• Samedi, lors de la conférence Bitcoin 2021 à Miami, Bukele a annoncé qu’il comptait présenter un projet de loi afin de donner un cours légal au Bitcoin au Salvador, une première mondiale. C’est à la suite de cette annonce inattendue et extraordinaire que Bukele a changé sa photo de profil en y ajoutant le mème « Laser eyes », très populaire dans la communauté Twitter de la cryptomonnaie. Plusieurs personnalités, dont Elon Musk, se sont pris à ce jeu à partir de mars 2021 après la hausse des prix du bitcoin sur le marché international. Le « meme » est apparu après la sortie du jeu vidéo « Mass Effect 2 » en 2010, dans lequel le méchant « Harbinger » prend le contrôle de ses ennemis dont les yeux deviennent alors jaunes.
  • Le président du Salvador a justifié sa décision en précisant d’abord au cours de son intervention que « 70 % de la population [au Salvador] n’a pas de compte en banque et travaille dans l’économie informelle ». Ainsi, le but est de créer des emplois et « permettre une inclusion financière à des milliers de personnes qui sont en dehors de l’économie légale ». Pour Bukele, « grâce à l’utilisation du bitcoin, le montant reçu par plus d’un million de familles à faible revenu augmentera de plusieurs milliards de dollars chaque année ». En se gardant d’entrer en détails sur les modalités de l’éventuelle mise en place de ces annonces, il ajoute que le bitcoin est « le moyen à la croissance la plus rapide » pour transférer des milliards de dollars d’envois de fonds et éviter les commissions d’intermédiaires. Cela a son importance dans un pays où la monnaie officielle est le dollar américain et où les remises migratoires – qui ne cessent de croître très fortement en raison de la crise – représentent environ 15 % du PIB.
  • Cependant, si cette annonce a été largement saluée par les adeptes de la cryptomonnaie, il faudra voir si Bukele va au-delà de cet effet et de ce coup de communication dont il est le spécialiste. Il accompagne cela d’un spectacle qui flirte toujours avec la plaisanterie. Après avoir changé sa photo de profil, il a également ajouté une traduction cocasse de sa présentation : « Presidente de la República de El Salvador / President of the Republic of The Savior ». 
  • Cette décision intervient à un moment où Bukele devait faire face à plusieurs problèmes graves dans le pays :
  1. Un nombre de disparus toujours en hausse alors que l’exécutif continue de se féliciter de sa (non) gestion de la violence et de son fameux « Plan Control Territorial » qui n’en est pas un.

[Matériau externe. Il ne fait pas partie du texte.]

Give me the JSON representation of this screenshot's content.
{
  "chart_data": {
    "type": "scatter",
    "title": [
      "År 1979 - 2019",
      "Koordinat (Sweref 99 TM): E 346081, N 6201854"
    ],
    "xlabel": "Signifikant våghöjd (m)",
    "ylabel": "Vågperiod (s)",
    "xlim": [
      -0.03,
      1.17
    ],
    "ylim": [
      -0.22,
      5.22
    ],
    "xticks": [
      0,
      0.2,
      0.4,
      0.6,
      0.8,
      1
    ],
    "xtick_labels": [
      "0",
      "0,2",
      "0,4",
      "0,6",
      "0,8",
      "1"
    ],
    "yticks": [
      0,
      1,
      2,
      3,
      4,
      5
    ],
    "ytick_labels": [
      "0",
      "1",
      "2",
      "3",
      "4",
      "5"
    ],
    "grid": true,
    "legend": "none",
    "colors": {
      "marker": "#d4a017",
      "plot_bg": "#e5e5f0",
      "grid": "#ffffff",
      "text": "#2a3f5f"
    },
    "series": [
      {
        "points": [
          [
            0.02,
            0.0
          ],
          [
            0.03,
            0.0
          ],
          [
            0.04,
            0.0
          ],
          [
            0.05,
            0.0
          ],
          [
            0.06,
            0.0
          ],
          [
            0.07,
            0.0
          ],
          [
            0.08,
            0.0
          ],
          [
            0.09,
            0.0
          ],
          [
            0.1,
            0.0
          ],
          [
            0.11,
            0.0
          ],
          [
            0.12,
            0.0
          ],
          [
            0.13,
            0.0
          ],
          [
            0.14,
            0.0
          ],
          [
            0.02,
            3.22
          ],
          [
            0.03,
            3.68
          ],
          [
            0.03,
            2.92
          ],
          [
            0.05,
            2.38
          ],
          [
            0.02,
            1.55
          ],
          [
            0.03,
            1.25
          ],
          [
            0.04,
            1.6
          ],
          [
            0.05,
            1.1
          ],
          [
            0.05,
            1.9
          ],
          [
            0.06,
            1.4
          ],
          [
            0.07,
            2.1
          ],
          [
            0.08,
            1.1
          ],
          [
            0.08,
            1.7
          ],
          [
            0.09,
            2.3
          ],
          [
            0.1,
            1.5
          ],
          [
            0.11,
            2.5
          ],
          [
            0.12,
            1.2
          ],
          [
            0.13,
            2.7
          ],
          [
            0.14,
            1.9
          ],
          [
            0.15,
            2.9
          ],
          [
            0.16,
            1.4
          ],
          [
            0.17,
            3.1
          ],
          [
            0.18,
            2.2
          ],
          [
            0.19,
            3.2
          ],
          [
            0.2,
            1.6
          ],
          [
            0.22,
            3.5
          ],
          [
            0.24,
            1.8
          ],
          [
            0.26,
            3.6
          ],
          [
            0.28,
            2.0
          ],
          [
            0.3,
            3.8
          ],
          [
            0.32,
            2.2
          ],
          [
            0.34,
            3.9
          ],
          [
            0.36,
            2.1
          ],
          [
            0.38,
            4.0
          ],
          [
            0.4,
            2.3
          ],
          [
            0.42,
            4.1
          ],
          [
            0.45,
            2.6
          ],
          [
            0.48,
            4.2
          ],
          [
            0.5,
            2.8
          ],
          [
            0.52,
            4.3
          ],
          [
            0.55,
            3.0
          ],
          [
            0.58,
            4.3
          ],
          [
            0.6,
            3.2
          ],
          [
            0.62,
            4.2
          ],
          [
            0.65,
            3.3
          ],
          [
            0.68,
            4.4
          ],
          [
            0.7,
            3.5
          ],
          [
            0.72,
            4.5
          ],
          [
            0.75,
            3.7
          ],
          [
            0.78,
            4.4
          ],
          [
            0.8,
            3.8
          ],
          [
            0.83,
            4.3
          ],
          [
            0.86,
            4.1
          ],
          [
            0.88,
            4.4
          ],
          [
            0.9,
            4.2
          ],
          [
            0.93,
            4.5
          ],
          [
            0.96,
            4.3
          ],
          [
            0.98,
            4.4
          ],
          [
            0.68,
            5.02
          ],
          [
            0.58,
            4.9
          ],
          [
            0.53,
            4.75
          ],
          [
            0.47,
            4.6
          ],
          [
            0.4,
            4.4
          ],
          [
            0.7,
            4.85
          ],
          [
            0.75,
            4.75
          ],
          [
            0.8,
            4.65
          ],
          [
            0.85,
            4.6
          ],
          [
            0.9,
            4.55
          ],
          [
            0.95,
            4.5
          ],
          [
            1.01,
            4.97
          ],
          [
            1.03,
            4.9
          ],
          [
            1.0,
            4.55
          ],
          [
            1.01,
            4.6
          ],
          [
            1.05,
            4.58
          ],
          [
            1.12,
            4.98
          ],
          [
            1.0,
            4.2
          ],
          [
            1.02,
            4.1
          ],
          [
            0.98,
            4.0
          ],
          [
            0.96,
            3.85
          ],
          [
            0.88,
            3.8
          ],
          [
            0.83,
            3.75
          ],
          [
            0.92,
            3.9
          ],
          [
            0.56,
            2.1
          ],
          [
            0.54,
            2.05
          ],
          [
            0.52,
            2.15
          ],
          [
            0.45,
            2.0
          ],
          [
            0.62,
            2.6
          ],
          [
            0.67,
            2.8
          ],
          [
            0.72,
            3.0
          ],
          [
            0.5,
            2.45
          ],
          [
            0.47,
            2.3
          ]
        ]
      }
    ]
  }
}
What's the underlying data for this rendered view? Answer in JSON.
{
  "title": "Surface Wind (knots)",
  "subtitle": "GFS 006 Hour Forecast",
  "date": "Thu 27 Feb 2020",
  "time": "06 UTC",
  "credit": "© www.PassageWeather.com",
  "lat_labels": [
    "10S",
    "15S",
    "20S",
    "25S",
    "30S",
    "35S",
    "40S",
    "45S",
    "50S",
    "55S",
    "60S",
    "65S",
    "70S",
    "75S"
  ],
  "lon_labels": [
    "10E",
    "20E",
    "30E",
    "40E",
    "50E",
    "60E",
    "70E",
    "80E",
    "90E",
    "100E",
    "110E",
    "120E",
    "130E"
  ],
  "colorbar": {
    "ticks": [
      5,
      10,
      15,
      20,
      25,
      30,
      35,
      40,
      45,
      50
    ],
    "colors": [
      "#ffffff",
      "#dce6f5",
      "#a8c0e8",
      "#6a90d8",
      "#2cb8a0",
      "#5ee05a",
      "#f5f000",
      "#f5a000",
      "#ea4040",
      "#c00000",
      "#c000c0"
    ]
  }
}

  2. L’annonce de la rupture de coopération avec la Commission internationale contre l’impunité au Salvador (CICIES) de l’OEA alors que c’était une des grandes promesses de campagne de Bukele pour lutter contre la corruption. Le président n’a pas apprécié les enquêtes ouvertes contre des membres de son gouvernement alors qu’il entendait utiliser l’organisme pour enquêter uniquement contre ses opposants politiques, comme l’indique le communiqué de l’OEA.
  3. Le refroidissement des relations avec les États-Unis depuis l’arrivée de l’administration Biden qui a condamné ce qui a été qualifié de « coup d’État » : la destitution des magistrats du Tribunal constitutionnel et le procureur général en mai dernier. Bukele jouit depuis lors d’un pouvoir absolu/sans limites.
  4. Le gouvernement salvadorien négocie depuis des mois avec le FMI un accord de crédit pour aider le pays à sortir de la crise. Alors que les négociations semblent être au point mort depuis un certain temps, en raison notamment de ses dérapages autoritaires et de ses relations tendues avec les États-Unis, cette annonce sur les bitcoins pourrait compromettre encore davantage l’éventualité d’un accord.
  • –   Ce n’est pas la première fois que Bukele parvient à détourner ainsi l’attention. En janvier dernier, alors que le hashtag #BukeleDictador était en tête des tendances sur Twitter au Salvador, Bukele avait déjà changé sa photo de profil pour mettre un portrait de Haffaz Aladeen, protagoniste du film The Dictator.

Au-delà des répercussions concrètes (s’il y en a), le coup de comm’ , lui, semble réussi.